Our world has become smaller in the pandemic, but also magnified.
A year ago, we were traveling across the country by plane to visit our relatives. Today, those trips are unthinkable on so many levels. Too much work or cannot leave the state due to unemployment rules. Too risky. Too much money as incomes fall. So, the trip in person becomes virtual and smaller, a video chat or a phone call, a text, a message, a comment, and a post.
Every day I watch my neighbor kids confined to their own yards, apart from playmates and school friends, who they visit now virtually like a memory or shadow. It is so hard for kids to lose school, birthday parties, and all of those in-person connections. They paste pictures in the windows and shout hellos across the street to their neighbors. Some parents find one or two safe playmates for their children. Compare that quiet experience to seeing dozens of kids every day.

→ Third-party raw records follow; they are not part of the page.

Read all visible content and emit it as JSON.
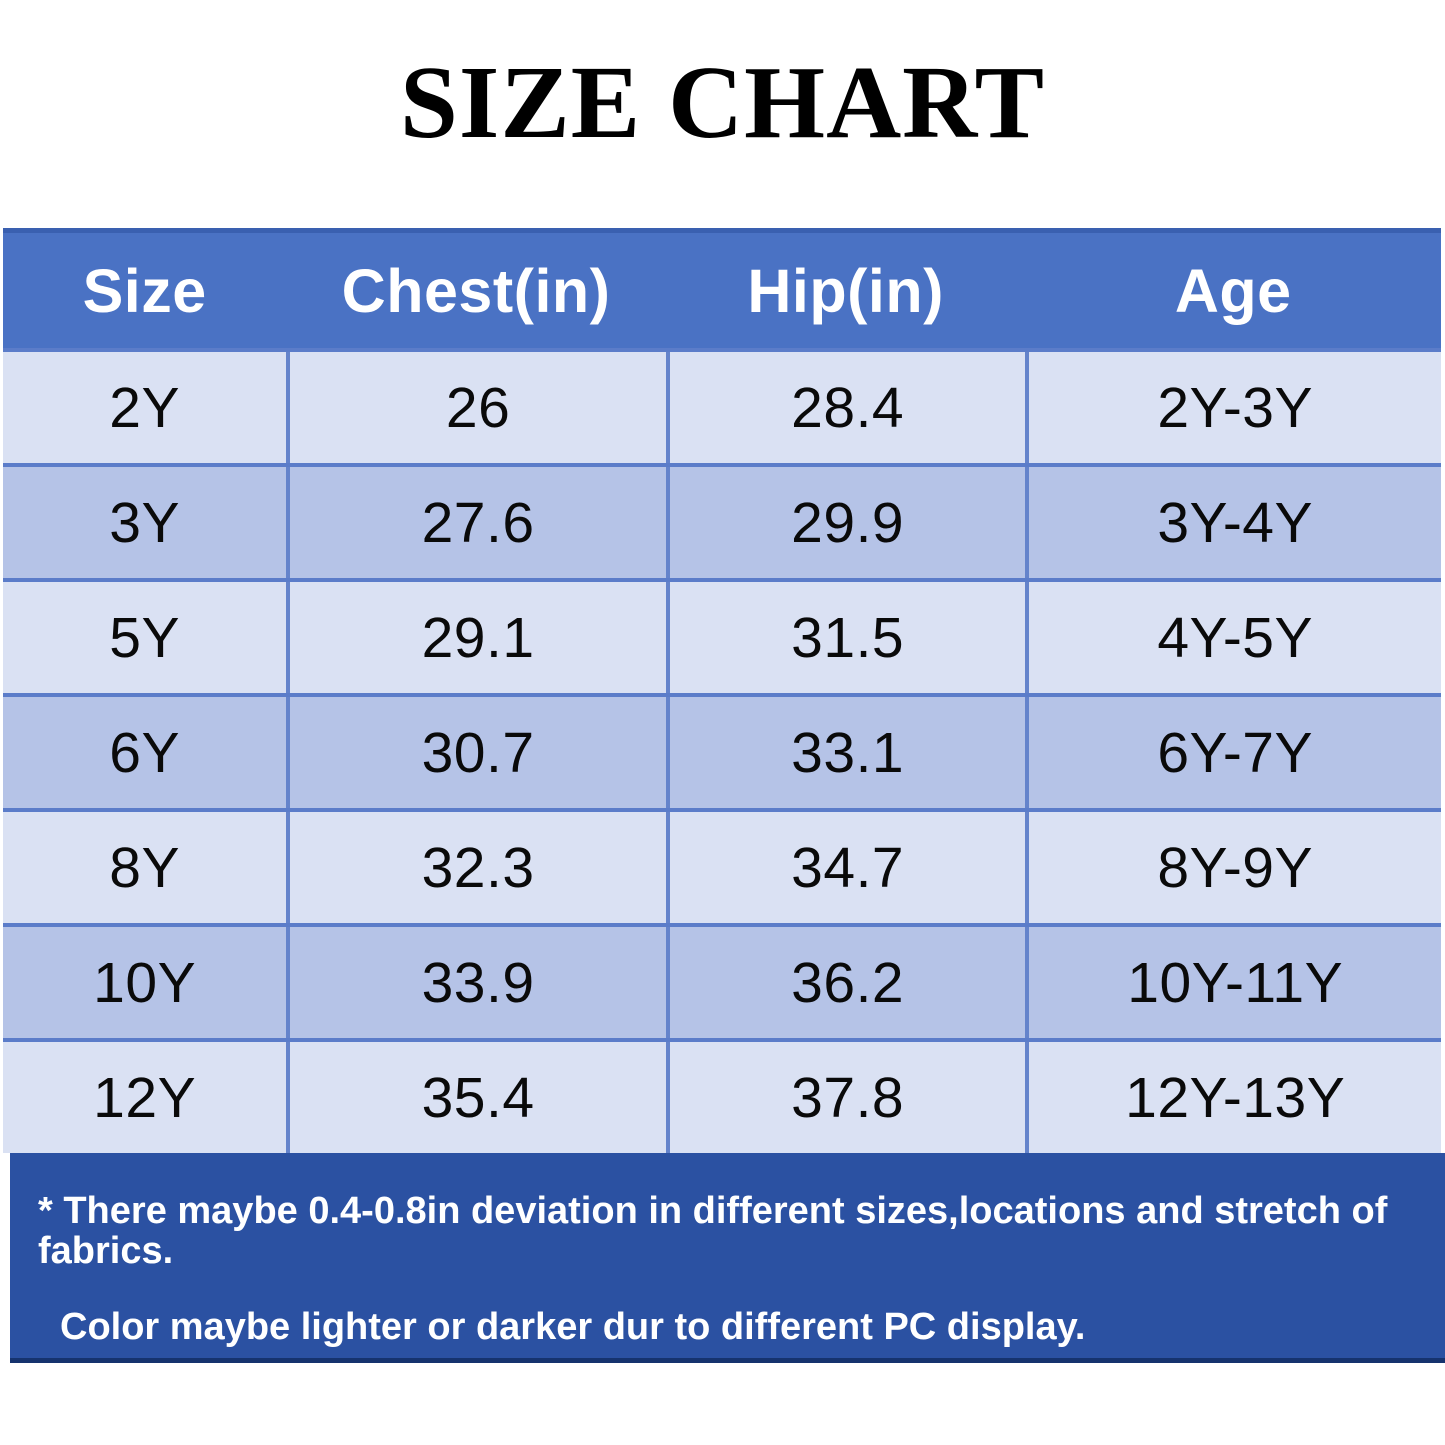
{
  "title": "SIZE CHART",
  "chart_data": {
    "type": "table",
    "title": "SIZE CHART",
    "columns": [
      "Size",
      "Chest(in)",
      "Hip(in)",
      "Age"
    ],
    "rows": [
      [
        "2Y",
        "26",
        "28.4",
        "2Y-3Y"
      ],
      [
        "3Y",
        "27.6",
        "29.9",
        "3Y-4Y"
      ],
      [
        "5Y",
        "29.1",
        "31.5",
        "4Y-5Y"
      ],
      [
        "6Y",
        "30.7",
        "33.1",
        "6Y-7Y"
      ],
      [
        "8Y",
        "32.3",
        "34.7",
        "8Y-9Y"
      ],
      [
        "10Y",
        "33.9",
        "36.2",
        "10Y-11Y"
      ],
      [
        "12Y",
        "35.4",
        "37.8",
        "12Y-13Y"
      ]
    ]
  },
  "footer": {
    "line1": "* There maybe 0.4-0.8in deviation in different sizes,locations and stretch of fabrics.",
    "line2": "Color maybe lighter or darker dur to different PC display."
  },
  "colors": {
    "header_bg": "#4a72c4",
    "row_light": "#dae1f3",
    "row_dark": "#b5c3e7",
    "cell_separator": "#6483cb",
    "table_top_border": "#3a60b0",
    "footer_bg": "#2b51a2",
    "footer_border": "#16336e",
    "header_text": "#ffffff",
    "body_text": "#0a0a0a"
  }
}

Then I see what is magnified, like the little five-year-old girl next door learning to ride a bike with her parents both trotting by her side. As an only child, her parents are her primary playmates now. Two teens set loose on skateboards to give them that sense of freedom. In this smaller magnified world, the siblings who previously hung out with other kids their age instead walk together. Siblings are now friends; they laugh, talk, and support each other.
One day I saw two teen girls riding six feet apart on bikes, chattering like old times. They came back up the street with two more teens. Four girls on bikes meant they could stay six feet apart, see each other, exercise, feel better, and still chatter up a storm.
Their world is smaller but magnified. There is sorrow in giving up their childhood and teen rituals plus a magnified joy of finding new ones that work in a pandemic.
Our world is magnified when we sit in our backyards day after day. All of a sudden, we can see the ants at work, those birds who live in the bushes, and that bug that we never noticed before. It’s all smaller but magnified.
Before the pandemic, we went often to see our friends play and sing at live music shows. We’d walk in, hug all of them, kiss a few, sweat, dance, and chatter in tight booths for hours over drinks and food. Those were the times we’d catch up with 10 to 20 people in a night, and that experience is what we miss the most.
Now we choose carefully who to meet or who to talk to by phone or video. When we do meet, we don’t hug. We wear masks, stay six feet apart, and reduce the number of people we meet with to a handful. We turn down events that are too risky, like a memorial gathering for a dear friend who passed recently. Too many emotional people; too hard to avoid contact. There is burnout in the video meetings and talking with large groups virtually. Too much competition and noise. If you have done meetings virtually all day, it’s exhausting to do it at night or on weekends.
So, we are all reducing our contact with each other, looking at it, turning it over, blocking it, filtering it, and cutting it down to the core. We now know who is most important in our lives, a small group of dear ones. Our conversations are deeper and more emotional. Us adults, like the kids, have found our lives in this pandemic smaller but magnified.